The abandoned theatre.
Last day here, and after checking out of my (perfectly decent, though the room was a bit pokey)
hotel, I feel the need to get away from the crowds, so despite having all my stuff on my back I wander into a very extensive urban forest / park not far away.  It seems deserted after the busy streets. I do see the odd person, and also some peacocks... also the occasional bit of building poking through the undergrowth, I don't think this has always been forest - in fact at one point, feeling rather like an explorer coming across the remains of some Inca city, I discover a huge, decaying open air theatre.  I am sure there is a good reason for this.  Then it's time to head to the train station, sigh, this is really not a good place to be a pedestrian, it's not just the huge number of people but also the way you pretty much have to walk in the road, often there's no pavement, instead cars, bikes, piles of rubble right up to the surrounding buildings, but even when there is one it's generally covered with wares spilling out of the shops.  I often have to halt for some time waiting for what seems a safe time to brave the insane traffic, any gap rapidly filled by horn tooting motorcycles, or locals who, for all that they often walk with glacial slowness, seem largely happy to barge past me and out into the flow.

Monkeys!
I still get to the station in plenty of time, and my second class ticket turns out to be the highest class on the train, so right at the front (Indian railways seem to have at least eight classes, and few trains have the nominal first it seems).  Despite this being a daytime train it's a sleeper carriage, and in fact many of my fellow passengers climb up on the beds, well it is a five hour trip.  I look out of the window while the light lasts, it takes a long while to get out of Delhi, we pass people wandering around on the tracks, children playing, tiny roughly built brick shacks edging right up to the sleepers.  Then two hundred miles or so of North India, plenty of farmland, plenty of towns too, many of them odd looking places, a seemingly haphazard jumble of buildings sat on expanses of dirt and rubble, nothing like roads to be seen.  Plenty of half finished high rise blocks too, often looking like they're in the middle of nowhere - planned housing for the country's teeming millions I guess.  The sun sets, a chap comes round taking orders for food, don't know what it will be but I go for it - turns out to be a veg thali of course, would probably be nicer if it was warm.  The guy in the opposite seat, nice fellow who must be some kind of high powered businessman given he is taking this train, then straightaway flying to Singapore, tells me 'this is how we live here'.  He also says the trains here are still the way the British left them in the fifties - wish we in Britain could say the same I answer!  By way of demonstration the train arrives pretty much on time at my next city, Jaipur, more about which to come.

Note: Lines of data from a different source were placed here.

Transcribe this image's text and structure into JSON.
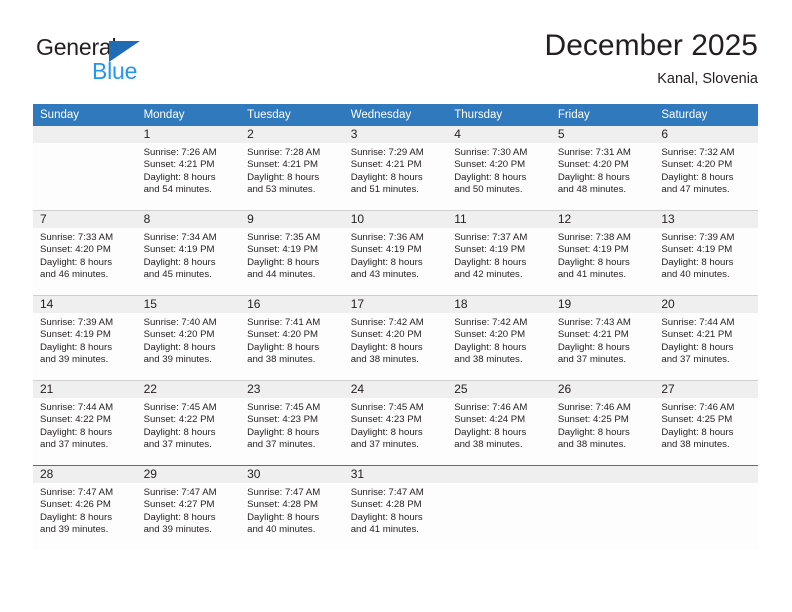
{
  "brand": {
    "name_part1": "General",
    "name_part2": "Blue",
    "triangle_color": "#1f6cb4",
    "blue_color": "#2196f3"
  },
  "header": {
    "month_title": "December 2025",
    "location": "Kanal, Slovenia"
  },
  "theme": {
    "header_row_color": "#3079bc",
    "daynum_band_color": "#efefef",
    "grid_line_color": "#cfcfcf",
    "accent_rule_color": "#2f78bb",
    "text_color": "#231f20"
  },
  "weekdays": [
    "Sunday",
    "Monday",
    "Tuesday",
    "Wednesday",
    "Thursday",
    "Friday",
    "Saturday"
  ],
  "weeks": [
    [
      {
        "day": "",
        "sunrise": "",
        "sunset": "",
        "daylight_line1": "",
        "daylight_line2": "",
        "empty": true
      },
      {
        "day": "1",
        "sunrise": "Sunrise: 7:26 AM",
        "sunset": "Sunset: 4:21 PM",
        "daylight_line1": "Daylight: 8 hours",
        "daylight_line2": "and 54 minutes."
      },
      {
        "day": "2",
        "sunrise": "Sunrise: 7:28 AM",
        "sunset": "Sunset: 4:21 PM",
        "daylight_line1": "Daylight: 8 hours",
        "daylight_line2": "and 53 minutes."
      },
      {
        "day": "3",
        "sunrise": "Sunrise: 7:29 AM",
        "sunset": "Sunset: 4:21 PM",
        "daylight_line1": "Daylight: 8 hours",
        "daylight_line2": "and 51 minutes."
      },
      {
        "day": "4",
        "sunrise": "Sunrise: 7:30 AM",
        "sunset": "Sunset: 4:20 PM",
        "daylight_line1": "Daylight: 8 hours",
        "daylight_line2": "and 50 minutes."
      },
      {
        "day": "5",
        "sunrise": "Sunrise: 7:31 AM",
        "sunset": "Sunset: 4:20 PM",
        "daylight_line1": "Daylight: 8 hours",
        "daylight_line2": "and 48 minutes."
      },
      {
        "day": "6",
        "sunrise": "Sunrise: 7:32 AM",
        "sunset": "Sunset: 4:20 PM",
        "daylight_line1": "Daylight: 8 hours",
        "daylight_line2": "and 47 minutes."
      }
    ],
    [
      {
        "day": "7",
        "sunrise": "Sunrise: 7:33 AM",
        "sunset": "Sunset: 4:20 PM",
        "daylight_line1": "Daylight: 8 hours",
        "daylight_line2": "and 46 minutes."
      },
      {
        "day": "8",
        "sunrise": "Sunrise: 7:34 AM",
        "sunset": "Sunset: 4:19 PM",
        "daylight_line1": "Daylight: 8 hours",
        "daylight_line2": "and 45 minutes."
      },
      {
        "day": "9",
        "sunrise": "Sunrise: 7:35 AM",
        "sunset": "Sunset: 4:19 PM",
        "daylight_line1": "Daylight: 8 hours",
        "daylight_line2": "and 44 minutes."
      },
      {
        "day": "10",
        "sunrise": "Sunrise: 7:36 AM",
        "sunset": "Sunset: 4:19 PM",
        "daylight_line1": "Daylight: 8 hours",
        "daylight_line2": "and 43 minutes."
      },
      {
        "day": "11",
        "sunrise": "Sunrise: 7:37 AM",
        "sunset": "Sunset: 4:19 PM",
        "daylight_line1": "Daylight: 8 hours",
        "daylight_line2": "and 42 minutes."
      },
      {
        "day": "12",
        "sunrise": "Sunrise: 7:38 AM",
        "sunset": "Sunset: 4:19 PM",
        "daylight_line1": "Daylight: 8 hours",
        "daylight_line2": "and 41 minutes."
      },
      {
        "day": "13",
        "sunrise": "Sunrise: 7:39 AM",
        "sunset": "Sunset: 4:19 PM",
        "daylight_line1": "Daylight: 8 hours",
        "daylight_line2": "and 40 minutes."
      }
    ],
    [
      {
        "day": "14",
        "sunrise": "Sunrise: 7:39 AM",
        "sunset": "Sunset: 4:19 PM",
        "daylight_line1": "Daylight: 8 hours",
        "daylight_line2": "and 39 minutes."
      },
      {
        "day": "15",
        "sunrise": "Sunrise: 7:40 AM",
        "sunset": "Sunset: 4:20 PM",
        "daylight_line1": "Daylight: 8 hours",
        "daylight_line2": "and 39 minutes."
      },
      {
        "day": "16",
        "sunrise": "Sunrise: 7:41 AM",
        "sunset": "Sunset: 4:20 PM",
        "daylight_line1": "Daylight: 8 hours",
        "daylight_line2": "and 38 minutes."
      },
      {
        "day": "17",
        "sunrise": "Sunrise: 7:42 AM",
        "sunset": "Sunset: 4:20 PM",
        "daylight_line1": "Daylight: 8 hours",
        "daylight_line2": "and 38 minutes."
      },
      {
        "day": "18",
        "sunrise": "Sunrise: 7:42 AM",
        "sunset": "Sunset: 4:20 PM",
        "daylight_line1": "Daylight: 8 hours",
        "daylight_line2": "and 38 minutes."
      },
      {
        "day": "19",
        "sunrise": "Sunrise: 7:43 AM",
        "sunset": "Sunset: 4:21 PM",
        "daylight_line1": "Daylight: 8 hours",
        "daylight_line2": "and 37 minutes."
      },
      {
        "day": "20",
        "sunrise": "Sunrise: 7:44 AM",
        "sunset": "Sunset: 4:21 PM",
        "daylight_line1": "Daylight: 8 hours",
        "daylight_line2": "and 37 minutes."
      }
    ],
    [
      {
        "day": "21",
        "sunrise": "Sunrise: 7:44 AM",
        "sunset": "Sunset: 4:22 PM",
        "daylight_line1": "Daylight: 8 hours",
        "daylight_line2": "and 37 minutes."
      },
      {
        "day": "22",
        "sunrise": "Sunrise: 7:45 AM",
        "sunset": "Sunset: 4:22 PM",
        "daylight_line1": "Daylight: 8 hours",
        "daylight_line2": "and 37 minutes."
      },
      {
        "day": "23",
        "sunrise": "Sunrise: 7:45 AM",
        "sunset": "Sunset: 4:23 PM",
        "daylight_line1": "Daylight: 8 hours",
        "daylight_line2": "and 37 minutes."
      },
      {
        "day": "24",
        "sunrise": "Sunrise: 7:45 AM",
        "sunset": "Sunset: 4:23 PM",
        "daylight_line1": "Daylight: 8 hours",
        "daylight_line2": "and 37 minutes."
      },
      {
        "day": "25",
        "sunrise": "Sunrise: 7:46 AM",
        "sunset": "Sunset: 4:24 PM",
        "daylight_line1": "Daylight: 8 hours",
        "daylight_line2": "and 38 minutes."
      },
      {
        "day": "26",
        "sunrise": "Sunrise: 7:46 AM",
        "sunset": "Sunset: 4:25 PM",
        "daylight_line1": "Daylight: 8 hours",
        "daylight_line2": "and 38 minutes."
      },
      {
        "day": "27",
        "sunrise": "Sunrise: 7:46 AM",
        "sunset": "Sunset: 4:25 PM",
        "daylight_line1": "Daylight: 8 hours",
        "daylight_line2": "and 38 minutes."
      }
    ],
    [
      {
        "day": "28",
        "sunrise": "Sunrise: 7:47 AM",
        "sunset": "Sunset: 4:26 PM",
        "daylight_line1": "Daylight: 8 hours",
        "daylight_line2": "and 39 minutes."
      },
      {
        "day": "29",
        "sunrise": "Sunrise: 7:47 AM",
        "sunset": "Sunset: 4:27 PM",
        "daylight_line1": "Daylight: 8 hours",
        "daylight_line2": "and 39 minutes."
      },
      {
        "day": "30",
        "sunrise": "Sunrise: 7:47 AM",
        "sunset": "Sunset: 4:28 PM",
        "daylight_line1": "Daylight: 8 hours",
        "daylight_line2": "and 40 minutes."
      },
      {
        "day": "31",
        "sunrise": "Sunrise: 7:47 AM",
        "sunset": "Sunset: 4:28 PM",
        "daylight_line1": "Daylight: 8 hours",
        "daylight_line2": "and 41 minutes."
      },
      {
        "day": "",
        "sunrise": "",
        "sunset": "",
        "daylight_line1": "",
        "daylight_line2": "",
        "empty": true
      },
      {
        "day": "",
        "sunrise": "",
        "sunset": "",
        "daylight_line1": "",
        "daylight_line2": "",
        "empty": true
      },
      {
        "day": "",
        "sunrise": "",
        "sunset": "",
        "daylight_line1": "",
        "daylight_line2": "",
        "empty": true
      }
    ]
  ]
}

Photos to go with this post can be found here.

Tuesday, 24 January 2017

India Part 1 - Delhi

I'm off again!  This time, my travels have taken me to India, a country so huge that even in the three or four weeks I have here I will only be able to see a tiny portion of it.  Alas, my visa only lasts for a month so that that will have to do... should be interesting anyway, I have an itinerary involving at least seven cities, my mode of transport for this adventure being the train - which according to my research is genuinely a good way to travel here, and does not involve an entire village of people sat on the roof of each carriage at all.

The Lotus Temple.
First stop then, the capital, New Delhi.  Or if you prefer, Delhi - they seem to basically be the same place.  And wow, what a place it is... not to everyone's taste I suspect, there are a few negative aspects which I should mention.  The sheer number of people here is just astonishing, the streets and alleys around my hotel constantly throng with people, in a way that reminds me of football matches in England back in the days of terracing, and there is another similarity too - the frequent, acrid whiff of urine.  Some of this seems to be down to public urinals with broken plumbing, but it seems many of the locals are happy to just go in the street, as it were.  At least they manage to hold it in on the metro - an experience in itself, seems to be as crowded as rush hour London Underground at all times, well I've coped with that.  But... people here just don't seem to have any concept of personal space, happy to push and elbow their way past, or just squash themselves against you.  Queues - of which there are very many - are the worst, and often involve shuffling along for twenty minutes with some guy's belly, or worse, shoved into my back.  It is of course a pickpocket's paradise, I take care to only carry what cash I plan on spending, in a zipped pocket - I still catch one guy unzipping it!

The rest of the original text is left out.